Da gerade in dem Moment ein ohrenbetäubender Donner die Gaststube erzittern lässt und ein darauffolgender Blitz eine grelle Lightshow in dem Raum entstehen lässt, beschließe ich, das Angebot anzunehmen, zuhause anzurufen um Bescheid zu geben und morgen in Ruhe zurückzufahren.
Außerdem betritt in dem Moment die Tochter der Wirtin mit zwei Tassen Tee und ein paar Klamotten den Raum. Während sie und ihre Mutter noch etwas aufräumen, ziehe ich mich um. Es tut gut, endlich die nassen, schlammigen Sachen lozuwerden! Während die Wirtin sich zurückzieht, bleiben ich und ihre Tochter noch etwas in einem Nebenraum sitzen und unterhalten uns. Mein Blick fällt irgendwann auf das Bild eines jungen Mannes, vielleicht Mitte/Ende 20. Er trägt eine Lederkluft, einen
Helm und hält ein altes Specialized neben sich.
"Wer ist denn das?" frage ich Sarah.
"Oh....das ist Chris" antwortet sie "Er hat hier im Ort gelebt....einer der ersten Mountainbiker. Er fuhr hier, als das mountainbiken damals von Amerika nach Deutschland kam. Ist kreuz und quer durch die Wälder gefahren. Früher war das hier das reinste Radlerparadies.
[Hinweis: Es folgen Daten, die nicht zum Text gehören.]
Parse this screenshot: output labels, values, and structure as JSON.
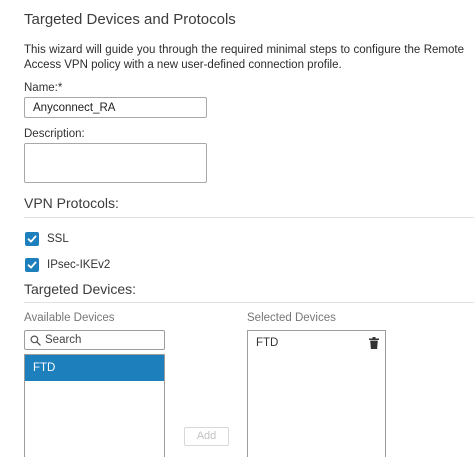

Aber in den weiten Wäldern haben sich öfters mal Leute verirrt und hätten alleine nur schwer den Weg zurück gefunden. Doch Chris ist an Tagen wo viel los war, abends immer rausgefahren und hat diese Verirrten hierher geführt. Er war Stammgast hier und bei allen beliebt. Bis er bei einem Rennen tödlich verunglückt ist....
Manche Leute hier im Dorf erzählen sich, dass Chris Geist immer noch dort draußen ist und jenen hilft, die in Not geraten. Doch das ist natürlich nur eine Legende...."
"Jaaa....vielleicht." erwidere ich nachdenklich.
Dann gehe ich schlafen und falle völlig übermüdet in einen tiefen erholsamen Schlaf.